By inserting genes into adult mouse retinas, they found they could reprogram MG cells to activate Wnt signaling and induce MG proliferation without retinal injury.
The authors also describe how - by inserting and deleting particular genes - they could manipulate signaling upstream and downstream of this pathway to influence effects on MG proliferation.
They note: "Deletion of GSK3β resulted in β-catenin stabilization and MG proliferation without retinal injury," and that, "Intriguingly, after gene transfer of β-catenin or Lin28, a subset of cell-cycle-reactivated MGs express markers for amacrine cells, a type of retinal interneurons."
They conclude their results show that a particular pathway - called Wnt-Lin28-let7 miRNA signaling - plays a key role in "regulating proliferation and neurogenic potential of MGs in the adult mammalian retina."
"In the future we are hoping to manipulate these cells to replenish any lost retinal neurons, either in diseased or physically damaged retinas. Potentially, it's a therapy to treat many different retinal degenerative diseases."
Prof. Bo Chen
One of the diseases the researchers hope their discovery will help with is macular degeneration, often called age-related macular degeneration (AMD), a disorder that results in progressive damage to the central part of the retina - the macula.

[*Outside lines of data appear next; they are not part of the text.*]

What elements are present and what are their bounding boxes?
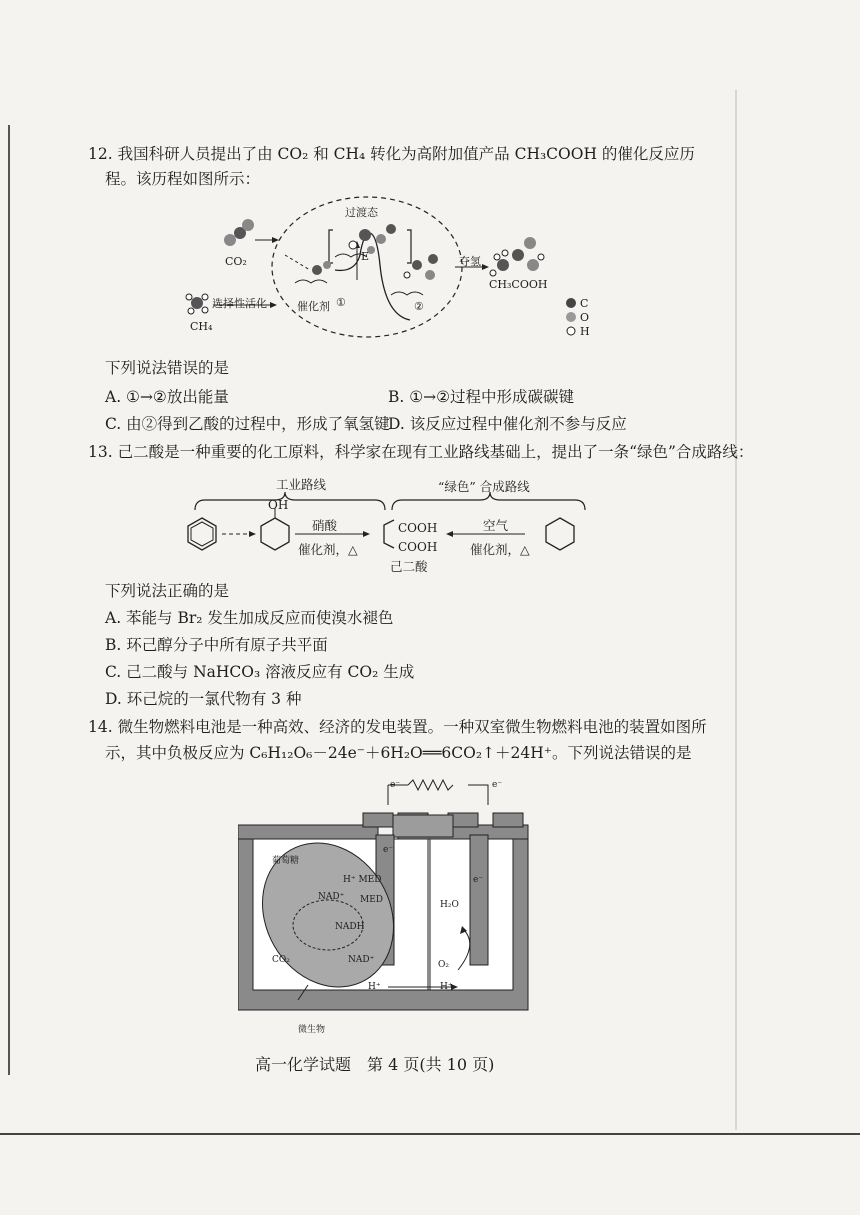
q13-option-a: A. 苯能与 Br₂ 发生加成反应而使溴水褪色 xyxy=(105,609,394,627)
scan-edge-bottom xyxy=(0,1133,860,1135)
microbe-label: 微生物 xyxy=(298,1025,326,1035)
q13-stem-line1: 13. 己二酸是一种重要的化工原料，科学家在现有工业路线基础上，提出了一条“绿色”合成路线： xyxy=(88,443,754,461)
scan-edge-line xyxy=(8,125,10,1075)
q12-option-c: C. 由②得到乙酸的过程中，形成了氧氢键 xyxy=(105,415,390,433)
legend-h: H xyxy=(580,325,590,338)
legend-o: O xyxy=(580,311,590,324)
air-label: 空气 xyxy=(483,518,509,533)
resistor xyxy=(408,780,453,790)
q14-stem-line2: 示，其中负极反应为 C₆H₁₂O₆－24e⁻＋6H₂O══6CO₂↑＋24H⁺。下列说法错误的是 xyxy=(105,744,692,762)
nitric-acid-label: 硝酸 xyxy=(312,518,338,533)
nadh-label: NADH xyxy=(335,922,365,932)
step1-label: ① xyxy=(336,296,346,309)
h-left-label: H⁺ xyxy=(368,982,381,992)
selective-activation-label: 选择性活化 xyxy=(212,297,267,310)
e-left-label: e⁻ xyxy=(390,780,401,790)
anode-electron-label: e⁻ xyxy=(383,845,394,855)
nad2-label: NAD⁺ xyxy=(348,955,375,965)
q12-prompt: 下列说法错误的是 xyxy=(105,359,230,377)
industrial-route-label: 工业路线 xyxy=(276,477,327,492)
cooh-bottom-label: COOH xyxy=(398,540,438,554)
adipic-acid-skeleton xyxy=(384,520,394,548)
catalyst-heat-label-1: 催化剂，△ xyxy=(298,542,358,557)
ch4-label: CH₄ xyxy=(190,320,213,333)
co2-bio-label: CO₂ xyxy=(272,955,290,965)
scan-shadow xyxy=(735,90,737,1130)
q13-prompt: 下列说法正确的是 xyxy=(105,582,230,600)
catalyst-heat-label-2: 催化剂，△ xyxy=(470,542,530,557)
glucose-label: 葡萄糖 xyxy=(272,856,300,866)
q13-option-b: B. 环己醇分子中所有原子共平面 xyxy=(105,636,328,654)
h2o-label: H₂O xyxy=(440,900,459,910)
cyclohexanol-ring xyxy=(261,518,289,550)
med-label: MED xyxy=(360,895,384,905)
nad-label: NAD⁺ xyxy=(318,892,345,902)
ch3cooh-label: CH₃COOH xyxy=(489,278,548,291)
q13-option-c: C. 己二酸与 NaHCO₃ 溶液反应有 CO₂ 生成 xyxy=(105,663,415,681)
h-right-label: H⁺ xyxy=(440,982,453,992)
q13-option-d: D. 环己烷的一氯代物有 3 种 xyxy=(105,690,302,708)
q12-option-d: D. 该反应过程中催化剂不参与反应 xyxy=(388,415,627,433)
cooh-top-label: COOH xyxy=(398,521,438,535)
q12-reaction-diagram xyxy=(185,195,605,355)
legend-c: C xyxy=(580,297,589,310)
cathode-electrode xyxy=(470,835,488,965)
q12-stem-line1: 12. 我国科研人员提出了由 CO₂ 和 CH₄ 转化为高附加值产品 CH₃COOH 的催化反应历 xyxy=(88,145,695,163)
h-med-label: H⁺ MED xyxy=(343,875,382,885)
transition-state-label: 过渡态 xyxy=(345,206,378,219)
cathode-electron-label: e⁻ xyxy=(473,875,484,885)
q12-option-a: A. ①→②放出能量 xyxy=(105,388,229,406)
external-wire xyxy=(388,785,488,805)
energy-label: E xyxy=(361,250,370,263)
industrial-brace xyxy=(195,492,385,510)
green-route-label: “绿色” 合成路线 xyxy=(438,479,530,494)
cyclohexane-ring xyxy=(546,518,574,550)
e-right-label: e⁻ xyxy=(492,780,503,790)
page-footer: 高一化学试题 第 4 页(共 10 页) xyxy=(255,1055,495,1074)
energy-curve xyxy=(335,233,410,320)
catalyst-label: 催化剂 xyxy=(297,300,330,313)
adipic-acid-label: 己二酸 xyxy=(390,559,428,574)
q14-fuel-cell-diagram xyxy=(238,775,538,1020)
benzene-ring xyxy=(188,518,216,550)
dehydrogenation-label: 夺氢 xyxy=(459,255,481,268)
q12-option-b: B. ①→②过程中形成碳碳键 xyxy=(388,388,575,406)
step2-label: ② xyxy=(414,300,424,313)
q14-stem-line1: 14. 微生物燃料电池是一种高效、经济的发电装置。一种双室微生物燃料电池的装置如图所 xyxy=(88,718,707,736)
oh-label: OH xyxy=(268,498,289,512)
o2-label: O₂ xyxy=(438,960,449,970)
co2-label: CO₂ xyxy=(225,255,247,268)
q12-stem-line2: 程。该历程如图所示： xyxy=(105,170,261,188)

AMD is the leading cause of permanent impairment of reading and fine or close-up vision among people aged 65 years and older in the United States.
Estimates from the Centers for Disease Control and Prevention (CDC) suggest around 1.8 million Americans aged 40 and over are affected by AMD, and another 7.3 million are at risk of AMD because of a condition called "large drusen." Drusen are tiny yellow or white deposits under the retina.